Magazine design

I started art directing magazines while living in New Orleans.
Firstly, with a start-up called Tribe, an alternative glossy that we tried hard to distinguish from the rest of the entertainment newsprint slop that was and still is around the Crescent City. To do this we tried to be locally focused but compete on a national stage with the big boys like Detours, Paper, Details and their ilk. I got to experience designing by the skin of my teeth, doing all the jobs of a design dept. including picture researcher, scan-boy, ad builder, tea maker - all of this before any actual page layouts. Oh I nearly forgot, I handled all the production grunt work too. I’m not complaining mind you, I learned a lot about about the design process and handling deadlines, etc.
The publication caught the attention of some well known news outlets, got some fantastic exposure from MTV and USA Today, won some design awards and we were on the brink…but we fell at the last post as our funding bottomed out. It was fun while it lasted and I met some great people who I remain good friends with.
My next jaunt at the publishing racket was in London. I did a stint art directing for High Life, British Airways’ in-flight magazine. Contract publishing is just as cutthroat as consumer, and although the budgets were so much higher (I had a picture researcher and went on photo shoots to exotic places, nice!) the politics and backbiting flowed freely. I got my name on the masthead of a few nice issues and returned to the States.

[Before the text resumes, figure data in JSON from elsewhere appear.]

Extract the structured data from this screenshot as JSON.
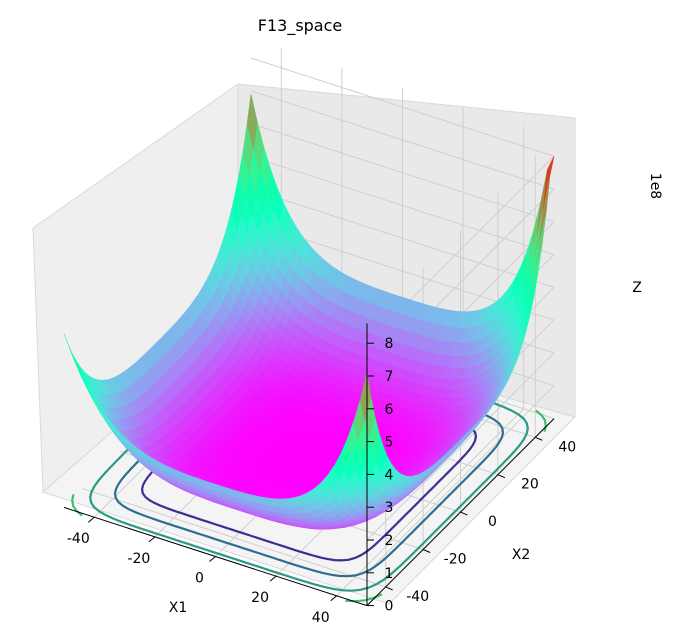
{
  "chart_data": {
    "type": "surface",
    "title": "F13_space",
    "xlabel": "X1",
    "ylabel": "X2",
    "zlabel": "Z",
    "z_multiplier": "1e8",
    "x_ticks": [
      "-40",
      "-20",
      "0",
      "20",
      "40"
    ],
    "y_ticks": [
      "-40",
      "-20",
      "0",
      "20",
      "40"
    ],
    "z_ticks": [
      "0",
      "1",
      "2",
      "3",
      "4",
      "5",
      "6",
      "7",
      "8"
    ],
    "xlim": [
      -50,
      50
    ],
    "ylim": [
      -50,
      50
    ],
    "zlim": [
      0,
      8
    ],
    "z_unit_scale": 100000000,
    "colormap": "rainbow",
    "grid": true,
    "contours": "filled-plane at z=0 showing projected level sets",
    "surface_peaks": [
      {
        "x1": 50,
        "x2": 50,
        "z": 7.9
      },
      {
        "x1": -50,
        "x2": 50,
        "z": 6.0
      },
      {
        "x1": 50,
        "x2": -50,
        "z": 6.2
      },
      {
        "x1": -50,
        "x2": -50,
        "z": 2.6
      }
    ],
    "surface_minimum": {
      "x1": 0,
      "x2": 0,
      "z": 0.0
    }
  }
}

My magazine experience since then has been more as a freelancer, helping out at Maxim along with doing the odd football program and product catalogue. As with a lot of print work, the allure of the printed page has diminished and been cannibalised by the new-fangled internets and online editions of mags. Tactile sensations are not as appreciated as they once were and the days of ink covered thumbs, the smell of soy ink, and the overpowering fragrance sample all seem to be receding at an alarming pace.

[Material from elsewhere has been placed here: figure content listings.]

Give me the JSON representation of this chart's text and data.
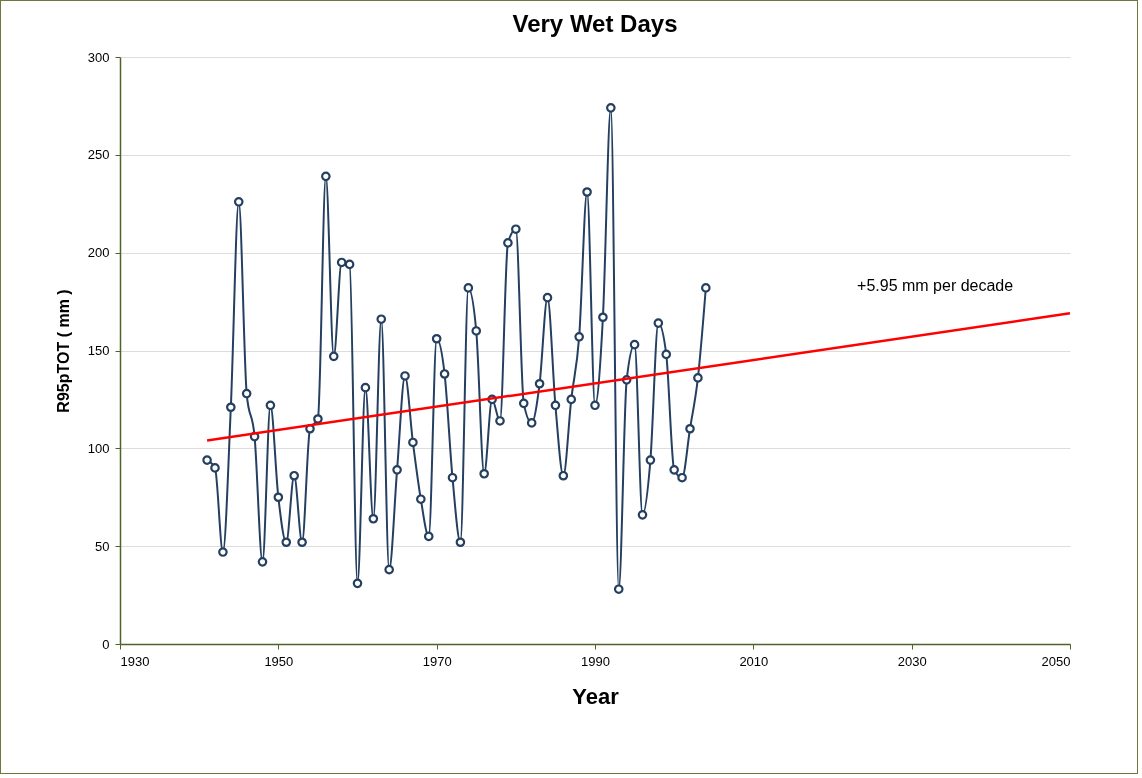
{
  "chart_data": {
    "type": "line",
    "title": "Very Wet Days",
    "xlabel": "Year",
    "ylabel": "R95pTOT ( mm )",
    "x": [
      1941,
      1942,
      1943,
      1944,
      1945,
      1946,
      1947,
      1948,
      1949,
      1950,
      1951,
      1952,
      1953,
      1954,
      1955,
      1956,
      1957,
      1958,
      1959,
      1960,
      1961,
      1962,
      1963,
      1964,
      1965,
      1966,
      1967,
      1968,
      1969,
      1970,
      1971,
      1972,
      1973,
      1974,
      1975,
      1976,
      1977,
      1978,
      1979,
      1980,
      1981,
      1982,
      1983,
      1984,
      1985,
      1986,
      1987,
      1988,
      1989,
      1990,
      1991,
      1992,
      1993,
      1994,
      1995,
      1996,
      1997,
      1998,
      1999,
      2000,
      2001,
      2002,
      2003,
      2004
    ],
    "series": [
      {
        "color": "#243f60",
        "marker": "circle",
        "values": [
          94,
          90,
          47,
          121,
          226,
          128,
          106,
          42,
          122,
          75,
          52,
          86,
          52,
          110,
          115,
          239,
          147,
          195,
          194,
          31,
          131,
          64,
          166,
          38,
          89,
          137,
          103,
          74,
          55,
          156,
          138,
          85,
          52,
          182,
          160,
          87,
          125,
          114,
          205,
          212,
          123,
          113,
          133,
          177,
          122,
          86,
          125,
          157,
          231,
          122,
          167,
          274,
          28,
          135,
          153,
          66,
          94,
          164,
          148,
          89,
          85,
          110,
          136,
          182
        ]
      },
      {
        "type": "line",
        "color": "#ff0000",
        "marker": "none",
        "x": [
          1941,
          2050
        ],
        "values": [
          104,
          169
        ]
      }
    ],
    "annotations": [
      "+5.95 mm per decade"
    ],
    "xlim": [
      1930,
      2050
    ],
    "xticks": [
      1930,
      1950,
      1970,
      1990,
      2010,
      2030,
      2050
    ],
    "ylim": [
      0,
      300
    ],
    "yticks": [
      0,
      50,
      100,
      150,
      200,
      250,
      300
    ],
    "grid": "y"
  }
}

But not so fast…just when you thought it was safe to cancel your subscription, here comes the ipad which has come to save InDesign from the same fate as Pagemaker and perhaps Quark. You would’ve thought that since the magazine publishing industry has barely a pulse these days, anything would be an improvement to its current business model. It remains to be seen what effect it will have, will it be the next cycle of evolution as the Mac was to typesetting?